SENATE BILL REPORT
SB 5741


This analysis was prepared by non-partisan legislative staff for the use of legislative members in their deliberations. This analysis is not a part of the legislation nor does it constitute a statement of legislative intent.

As of February 19, 2007

Title: An act relating to occupational diseases affecting firefighters.

Brief Description: Expanding the presumption of occupational disease for firefighters.

Sponsors: Senators Franklin, Tom, Keiser, Hobbs, Hargrove, Kohl-Welles, Poulsen, Kline, Shin and Rasmussen.

Brief History:

Committee Activity: Labor, Commerce, Research & Development: 2/15/07.


SENATE COMMITTEE ON LABOR, COMMERCE, RESEARCH & DEVELOPMENT

Staff: Kathleen Buchli (786-7488)

Background: A worker who, in the course of employment, is injured or suffers a disability from an occupational disease is entitled to benefits under Washington's industrial insurance act. To prove an occupational disease, the injured worker must show that the disease arose naturally and proximately out of employment.
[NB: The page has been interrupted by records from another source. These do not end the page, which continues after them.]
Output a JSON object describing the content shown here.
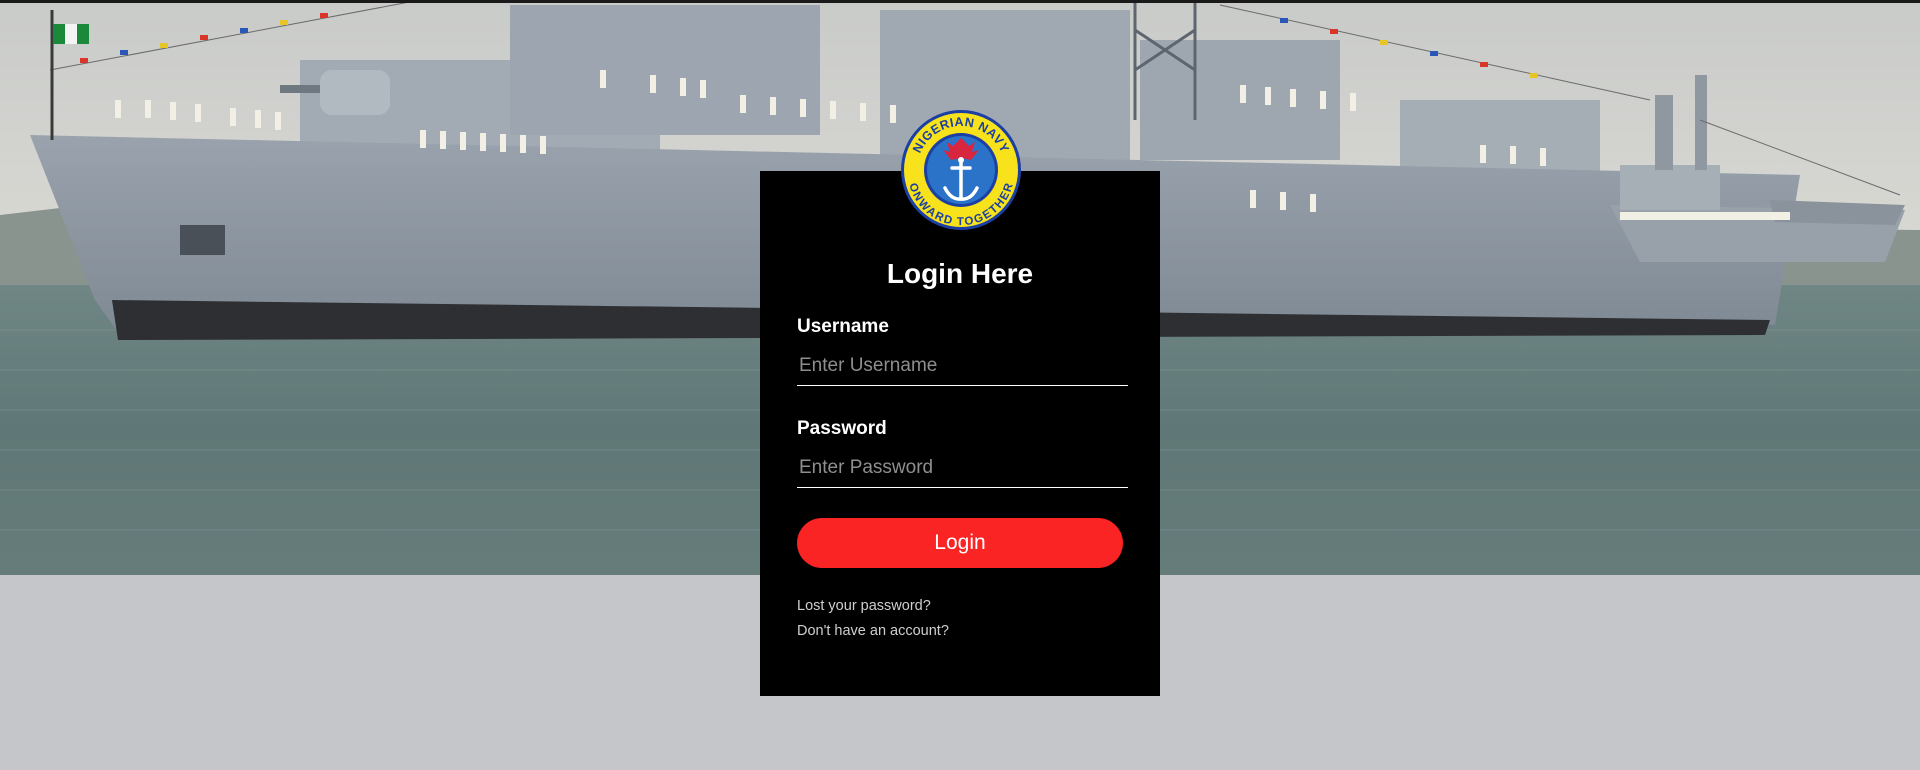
{
  "emblem": {
    "name": "nigerian-navy-emblem",
    "top_text": "NIGERIAN NAVY",
    "bottom_text": "ONWARD TOGETHER",
    "colors": {
      "ring": "#f7e21b",
      "ring_border": "#1b3fa3",
      "inner": "#2a5fc0",
      "eagle": "#d7263d",
      "anchor": "#ffffff"
    }
  },
  "login": {
    "title": "Login Here",
    "username_label": "Username",
    "username_placeholder": "Enter Username",
    "password_label": "Password",
    "password_placeholder": "Enter Password",
    "submit_label": "Login",
    "lost_password_link": "Lost your password?",
    "signup_link": "Don't have an account?"
  },
  "colors": {
    "box_background": "#000000",
    "button": "#fb2424",
    "page_background": "#c4c6c9"
  }
}
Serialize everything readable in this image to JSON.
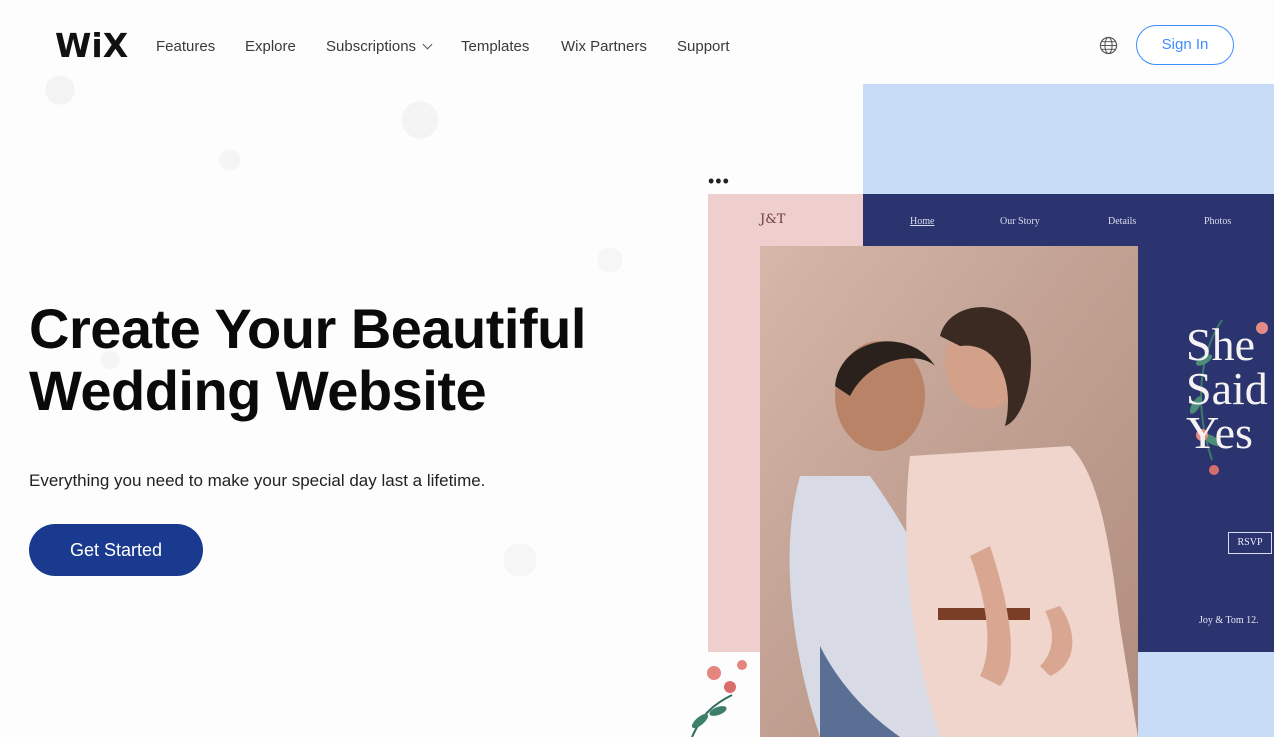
{
  "nav": {
    "logo": "WiX",
    "links": [
      "Features",
      "Explore",
      "Subscriptions",
      "Templates",
      "Wix Partners",
      "Support"
    ],
    "globe_icon": "globe-icon",
    "signin_label": "Sign In"
  },
  "hero": {
    "title_line1": "Create Your Beautiful",
    "title_line2": "Wedding Website",
    "subtitle": "Everything you need to make your special day last a lifetime.",
    "cta_label": "Get Started"
  },
  "mockup": {
    "monogram": "J&T",
    "nav_items": [
      "Home",
      "Our Story",
      "Details",
      "Photos"
    ],
    "headline": [
      "She",
      "Said",
      "Yes"
    ],
    "rsvp_label": "RSVP",
    "names_date": "Joy & Tom   12."
  },
  "colors": {
    "accent_blue": "#3d8dff",
    "cta_navy": "#1a3a8f",
    "mock_navy": "#2c3470",
    "mock_pink": "#efcfcd",
    "mock_sky": "#c9dcf7"
  }
}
In 1987, the Legislature created a rebuttable presumption that respiratory diseases in fire fighters are occupationally related. In 2002, the Legislature extended this presumption to include: heart problems if they are experienced within 72 hours of exposure to smoke, fumes, and toxic or chemical substances; certain types of cancer if the worker has served as a fire fighter for ten or more years and showed no evidence of cancer upon becoming a fire fighter; and certain infectious diseases, including HIV/AIDS, hepatitis, meningitis, and tuberculosis.

Summary of Bill: The presumption that, for fire fighters, certain diseases are occupationally related is extended to include: an injury to the heart causing death, or any health condition or impairment resulting in total or partial disability experienced within 72 hours of exposure to smoke, fumes, and toxic or chemical substances, or strenuous physical exertion; and stomach cancer, intestinal cancer, multiple myeloma, testicular cancer, and prostate cancer if the worker has served as a fire fighter for ten or more years and showed no evidence of cancer upon becoming a fire fighter.
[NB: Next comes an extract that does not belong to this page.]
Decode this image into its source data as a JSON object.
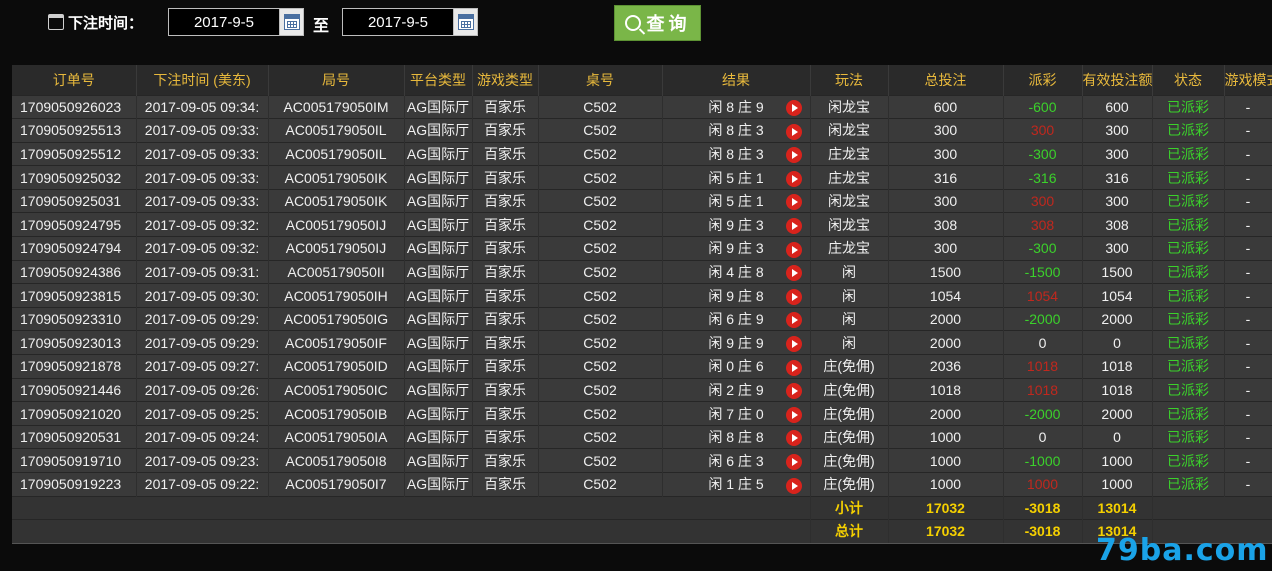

The standard for rebutting the presumption of occupational disease is raised to clear, cogent, and convincing evidence. When the presumption is upheld, the employee must be awarded full benefits, attorneys' fees, expert witness costs, and other costs incurred from the date of the employee's initial application for benefits.

Appropriation: None.

Fiscal Note: Requested on January 30, 2007.

Committee/Commission/Task Force Created: No.

Effective Date: Ninety days after adjournment of session in which bill is passed.

Staff Summary of Public Testimony: PRO: The language including health conditions that occur within 72 hours of exposure to smoke, fumes, toxic substances, or strenuous physical exertion should be removed and replaced with language dealing with injuries to the heart causing death. The standard to rebut the presumption of occupational disease or injury should be changed from preponderance of the evidence to clear, cogent, and convincing evidence. The preponderance of the evidence standard encourages frivolous appeals by employers. Reimbursing the claimant for costs when the presumption is upheld will also help prevent frivolous appeals. There are links between chemical exposure and disease and there are high levels of chemicals found in fires, including many cancer causing chemicals. Firefighters are at risk for heart problems because of the strenuous physical exertion they undergo during their work and are at risk for a cardiac event within 72 hours.

CON: The standard of clear, cogent, and convincing evidence is an impossible standard to meet and greatly expands the scope of what will be included as an occupational disease or injury. Having the strenuous physical exertion criteria in the claim will make it harder for employers to provide fitness standards; there can be different interpretations of what strenuous physical exertion can mean. Medical evidence does not show that all the diseases added by this bill are occupational diseases. It will be impossible for employers to prove that these diseases did not occur on the job.

OTHER: The standard of clear, cogent, and convincing evidence is a very high standard that Labor and Industries uses for cases involving fraud and is not traditionally used in claims statutes. The section in the bill dealing with awarding costs to prevailing employees is vague. Costs will be paid by the department regardless of who the appealing party is.


Persons Testifying:
PRO: Kelly Fox, Washington State Council of Fire Fighters; Dennis Lawson, Puyallup Fire Department; Dr. Erika Olson, International Association of Fire Fighters.

CON: Dan Heid, City of Auburn; Kathleen Collins, Washington Self-Insurer's Association; Ryan Spiller, Washington Fire Commissioners; Jim Justin, Association of Washington Cities.

OTHER: Vicki Kennedy, Department of Labor and Industries.